We holed up for a night in Lake Taupo area where the rocks float on the water. I am not kidding – the pumice rock is so prevalent that rocks float in on the waves! We tried it!

Then next day we headed off for Mt Tongariro - National Park. It is a volcanic park, none active right now. Also the site of filming of Mordor in Lord of the Rings. We hiked around Mt Doom a.k.a. Mt. Ngauruhoe which is perfectly symmetrical cone of red and black lava and pumice.

Mt Ngauruhoe (Doom) in the background. Very harsh landscape.

The lightweight pumice stone floats on water... and weighs about the same as dense foam.

The Emerald lakes nearby Red Crater, Mt Tongariro. The fog rolled in minutes later and they disappeared. It turned windy and rainy and cold.

Freaky forest of beech trees and moss.

Tama Lake below. Above – scorching sun. We felt like we were in a broiler! Crazy mountain weather.

We next went to the south Island for 8 days of serious water play and staying with a couple of fabulous Kiwi hosts!

We kayaked down the Whanganui River gorge – 4 days of being carried downstream. This is one of New Zealand’s “Great Walks” even though its actually a paddle. Very fast river up to 18 km/hr by GPS, but no hazards to speak of. As you can see we piled an amazing amount of stuff into two single kayaks.

Do these folks look geared up or what?

There were several riverside caves we explored.

We had the most wonderful welcome by Jo, the volunteer host at John Coull Hut. The hut is one of many such shelters provided by Dept of Conservation - each hut full of adventure travellers from around the world – speaking many languages, or English with the most amazing accents.

One day we hiked to the Bridge to Nowhere ... an 80 year old cement arch bridge, miles from any road - let alone highway. Oddly enough a tourist attraction nonetheless!

The canyon was crazy green.... I call it green extreme. These pics don’t do justice to the lush fern forest lining on that river.

Sometimes we just floated along with the river...slack-jawed at the beautiful scenery.

Check out the stroke technique.

This is not a picture of a floating turd by my paddle, but a piece of volcanic rock (actually pumice). They are unsinkable. Reed plans to start manufacturing life jackets filled with rocks. Which should sell really well.

Our last night was spent at Tieke Kainga – a Maori sacred site (marae). It was very well maintained, almost like a resort overlooking the Whanganui River. The “totem” or story pole is shown here.

We visited Wellington and stayed in the beautiful home of our Servas hosts. This rooftop dome was actually our bedroom!

Next day we took the ferry to Picton – shown below passing through Queen Charlotte Sound.

We visited some Blue River friends of Jean’s on the South island who live on the ocean, and we paddled their super-fast kayaks. Notice Nadeane leaving me in the dust!!

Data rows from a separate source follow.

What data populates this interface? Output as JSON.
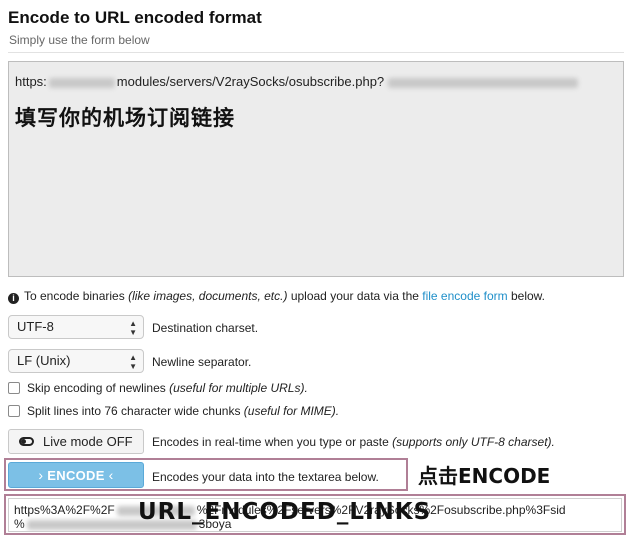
{
  "header": {
    "title": "Encode to URL encoded format",
    "subtitle": "Simply use the form below"
  },
  "input": {
    "prefix": "https:",
    "middle": "modules/servers/V2raySocks/osubscribe.php?",
    "annotation": "填写你的机场订阅链接"
  },
  "info": {
    "before": "To encode binaries ",
    "italic": "(like images, documents, etc.)",
    "middle": " upload your data via the ",
    "link": "file encode form",
    "after": " below."
  },
  "charset": {
    "value": "UTF-8",
    "label": "Destination charset."
  },
  "newline": {
    "value": "LF (Unix)",
    "label": "Newline separator."
  },
  "options": {
    "skip_label": "Skip encoding of newlines ",
    "skip_hint": "(useful for multiple URLs).",
    "split_label": "Split lines into 76 character wide chunks ",
    "split_hint": "(useful for MIME)."
  },
  "live": {
    "button": "Live mode OFF",
    "text": "Encodes in real-time when you type or paste ",
    "hint": "(supports only UTF-8 charset)."
  },
  "encode": {
    "chev_left": "›",
    "button": "ENCODE",
    "chev_right": "‹",
    "text": "Encodes your data into the textarea below.",
    "annotation": "点击ENCODE"
  },
  "output": {
    "line1_start": "https%3A%2F%2F",
    "line1_end": "%2Fmodules%2Fservers%2FV2raySocks%2Fosubscribe.php%3Fsid",
    "line2_start": "%",
    "line2_end": "3boya",
    "annotation": "URL_ENCODED_LINKS"
  },
  "colors": {
    "encode_button": "#7cc0e6",
    "link": "#1f8fc9",
    "highlight_box": "#b07f96"
  }
}
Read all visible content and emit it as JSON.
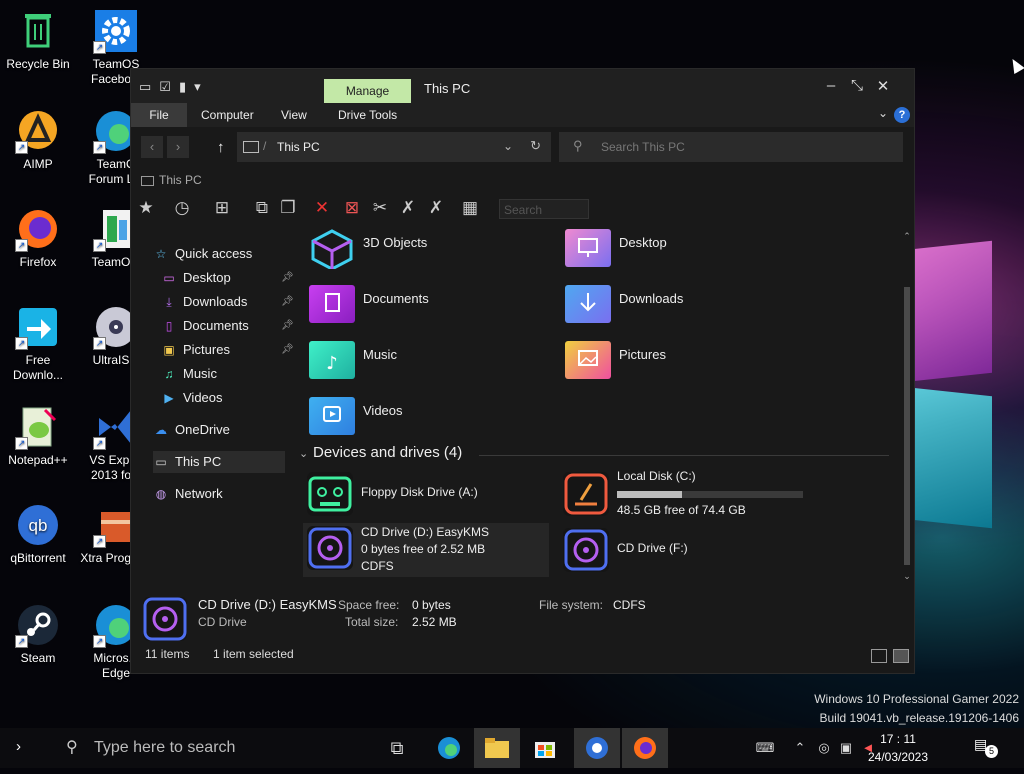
{
  "desktop": {
    "icons": [
      {
        "label": "Recycle Bin"
      },
      {
        "label": "TeamOS Facebo..."
      },
      {
        "label": "AIMP"
      },
      {
        "label": "TeamO Forum L..."
      },
      {
        "label": "Firefox"
      },
      {
        "label": "TeamO..."
      },
      {
        "label": "Free Downlo..."
      },
      {
        "label": "UltraIS..."
      },
      {
        "label": "Notepad++"
      },
      {
        "label": "VS Expr... 2013 fo..."
      },
      {
        "label": "qBittorrent"
      },
      {
        "label": "Xtra Progra..."
      },
      {
        "label": "Steam"
      },
      {
        "label": "Micros... Edge"
      }
    ]
  },
  "window": {
    "manage_tab": "Manage",
    "title": "This PC",
    "ribbon_tabs": [
      "File",
      "Computer",
      "View",
      "Drive Tools"
    ],
    "help": "?",
    "address": {
      "path": "This PC"
    },
    "search": {
      "placeholder": "Search This PC"
    },
    "breadcrumb": "This PC",
    "toolbar_search": "Search",
    "nav": {
      "quick_access": "Quick access",
      "items": [
        "Desktop",
        "Downloads",
        "Documents",
        "Pictures",
        "Music",
        "Videos"
      ],
      "onedrive": "OneDrive",
      "this_pc": "This PC",
      "network": "Network"
    },
    "folders": [
      "3D Objects",
      "Desktop",
      "Documents",
      "Downloads",
      "Music",
      "Pictures",
      "Videos"
    ],
    "devices_section": "Devices and drives (4)",
    "drives": [
      {
        "name": "Floppy Disk Drive (A:)"
      },
      {
        "name": "Local Disk (C:)",
        "free": "48.5 GB free of 74.4 GB",
        "used_fraction": 0.35
      },
      {
        "name": "CD Drive (D:) EasyKMS",
        "free": "0 bytes free of 2.52 MB",
        "fs": "CDFS"
      },
      {
        "name": "CD Drive (F:)"
      }
    ],
    "details": {
      "name": "CD Drive (D:) EasyKMS",
      "type": "CD Drive",
      "space_free_label": "Space free:",
      "space_free": "0 bytes",
      "total_size_label": "Total size:",
      "total_size": "2.52 MB",
      "fs_label": "File system:",
      "fs": "CDFS"
    },
    "status": {
      "items": "11 items",
      "selected": "1 item selected"
    }
  },
  "watermark": {
    "line1": "Windows 10 Professional Gamer 2022",
    "line2": "Build 19041.vb_release.191206-1406"
  },
  "taskbar": {
    "search_placeholder": "Type here to search",
    "time": "17 : 11",
    "date": "24/03/2023",
    "notifications": "5"
  }
}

We rented a “Freedom Hire” (unguided trip) double kayak and paddled and walked the Abel Tasman Park – another Great Walk for four days. The company Marahau Sea Kayaking provided us with maps, all the gear, and the briefest briefing ever before sending us off. Our paddling took us past the marine reserves (see seals below) and passed through many fern tree forests. We came back by the water taxi sighting seals on the way.

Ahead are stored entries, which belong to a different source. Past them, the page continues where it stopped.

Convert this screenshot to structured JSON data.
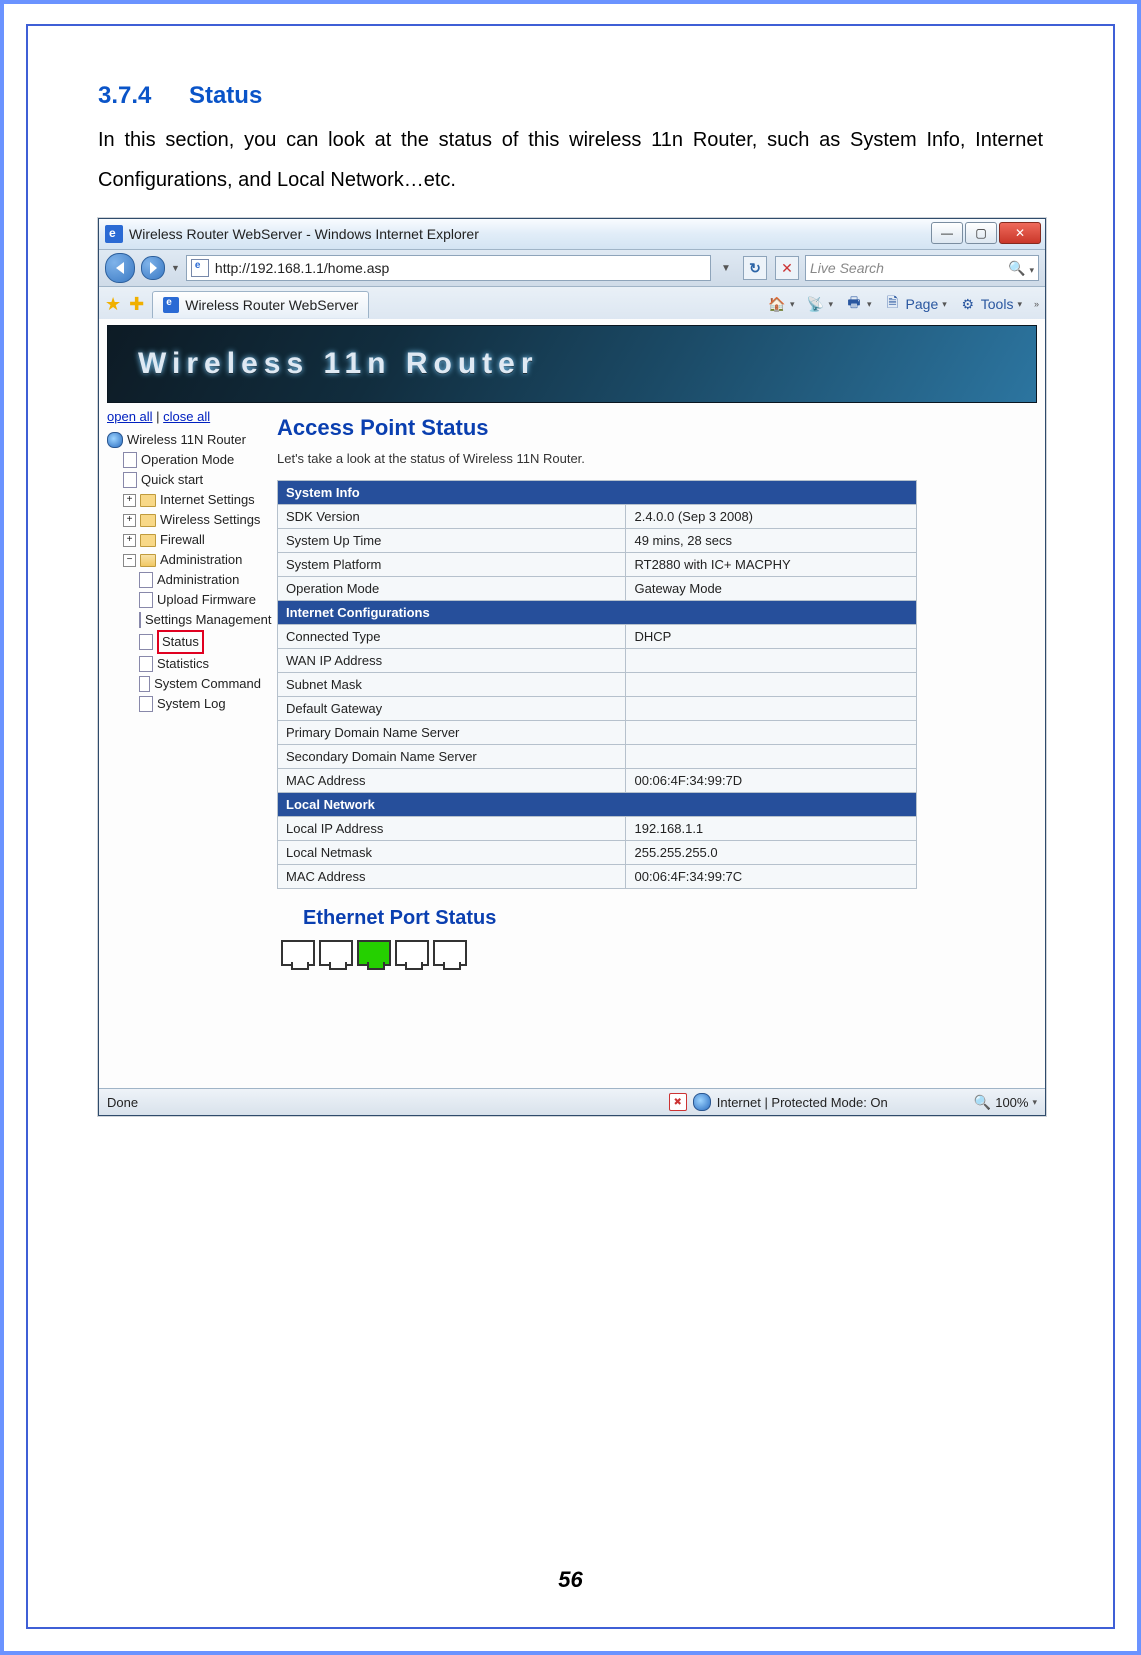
{
  "doc": {
    "section_number": "3.7.4",
    "section_title": "Status",
    "body_text": "In this section, you can look at the status of this wireless 11n Router, such as System Info, Internet Configurations, and Local Network…etc.",
    "page_number": "56"
  },
  "window_title": "Wireless Router WebServer - Windows Internet Explorer",
  "address_url": "http://192.168.1.1/home.asp",
  "search_placeholder": "Live Search",
  "tab_title": "Wireless Router WebServer",
  "cmdbar": {
    "page_label": "Page",
    "tools_label": "Tools"
  },
  "banner_text": "Wireless  11n  Router",
  "sidebar": {
    "open_all": "open all",
    "close_all": "close all",
    "root": "Wireless 11N Router",
    "items": [
      "Operation Mode",
      "Quick start",
      "Internet Settings",
      "Wireless Settings",
      "Firewall",
      "Administration"
    ],
    "admin_items": [
      "Administration",
      "Upload Firmware",
      "Settings Management",
      "Status",
      "Statistics",
      "System Command",
      "System Log"
    ]
  },
  "main": {
    "title": "Access Point Status",
    "subtitle": "Let's take a look at the status of Wireless 11N Router.",
    "sections": {
      "system_info": {
        "header": "System Info",
        "rows": [
          {
            "label": "SDK Version",
            "value": "2.4.0.0 (Sep 3 2008)"
          },
          {
            "label": "System Up Time",
            "value": "49 mins, 28 secs"
          },
          {
            "label": "System Platform",
            "value": "RT2880 with IC+ MACPHY"
          },
          {
            "label": "Operation Mode",
            "value": "Gateway Mode"
          }
        ]
      },
      "internet": {
        "header": "Internet Configurations",
        "rows": [
          {
            "label": "Connected Type",
            "value": "DHCP"
          },
          {
            "label": "WAN IP Address",
            "value": ""
          },
          {
            "label": "Subnet Mask",
            "value": ""
          },
          {
            "label": "Default Gateway",
            "value": ""
          },
          {
            "label": "Primary Domain Name Server",
            "value": ""
          },
          {
            "label": "Secondary Domain Name Server",
            "value": ""
          },
          {
            "label": "MAC Address",
            "value": "00:06:4F:34:99:7D"
          }
        ]
      },
      "local": {
        "header": "Local Network",
        "rows": [
          {
            "label": "Local IP Address",
            "value": "192.168.1.1"
          },
          {
            "label": "Local Netmask",
            "value": "255.255.255.0"
          },
          {
            "label": "MAC Address",
            "value": "00:06:4F:34:99:7C"
          }
        ]
      }
    },
    "ethernet_title": "Ethernet Port Status",
    "ports": [
      false,
      false,
      true,
      false,
      false
    ]
  },
  "statusbar": {
    "left": "Done",
    "mode": "Internet | Protected Mode: On",
    "zoom": "100%"
  }
}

Sunset across the Cook Straight. The tidal range here – 4 meters – makes for completely different beachscapes at low tide.

A particularly beautiful bay in Abel Tasman Park ironically called Sandfly Bay. This is one of many with a barrier dune fronting the ocean, and a protected lagoon behind.

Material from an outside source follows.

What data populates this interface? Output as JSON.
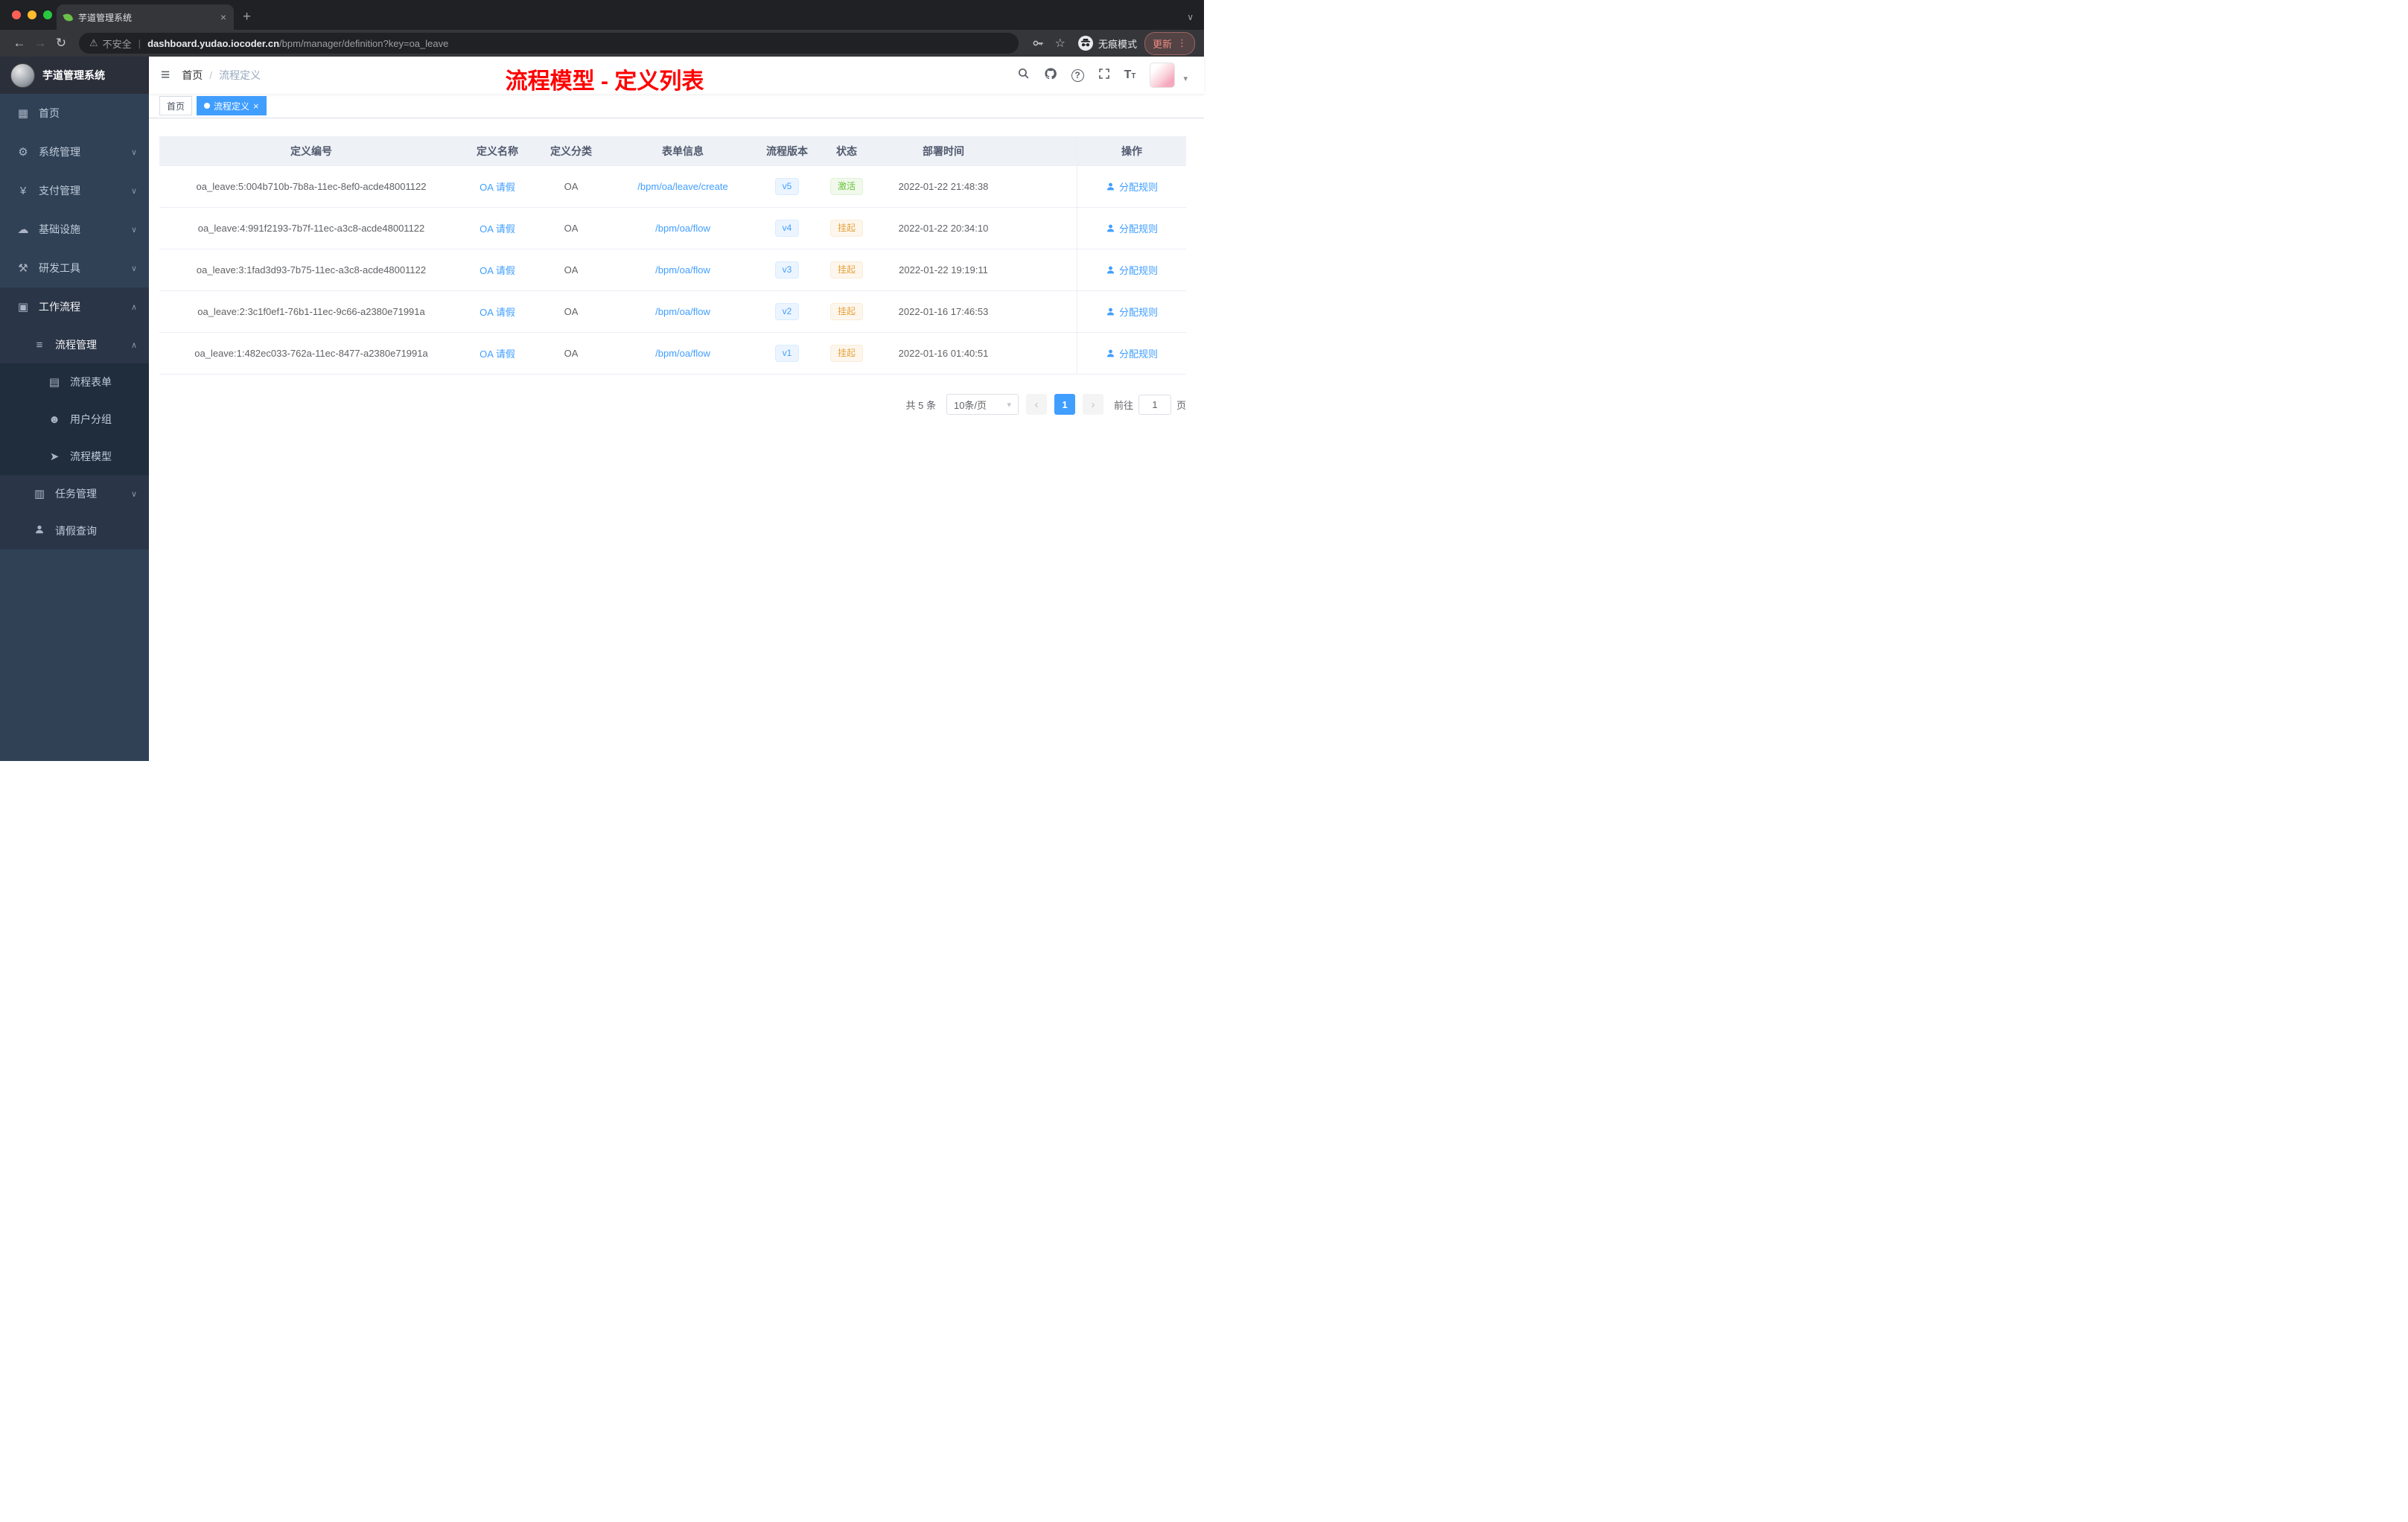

Other gaggles of paddlers came and went in guided groups.

We hiked the last day and a half from Onetahuti Bay to Totaranui Bay - along the widest, smoothest, best graded trail I have ever seen. You could almost take a wheelchair. On one section we were accompanies by a 91 year old hiker! We also crossed one tidal flat that was like crossing the moon –barren of life for 2 kilometers. Sorry the picture didn’t turn out – looks like something from the moon!

The west coast beaches of South Island – looking a lot like Long Beach and Tofino.

So our time in New Zealand is half done – and we have the rest of the South Island - so much to explore...so little time.

Our itinerary (in case you asked) is Bali, Singapore, Durban, Johannesburg, Dar Es Salaam, Nairobi, Istanbul... and Greece.

Best to all our friends and family back home!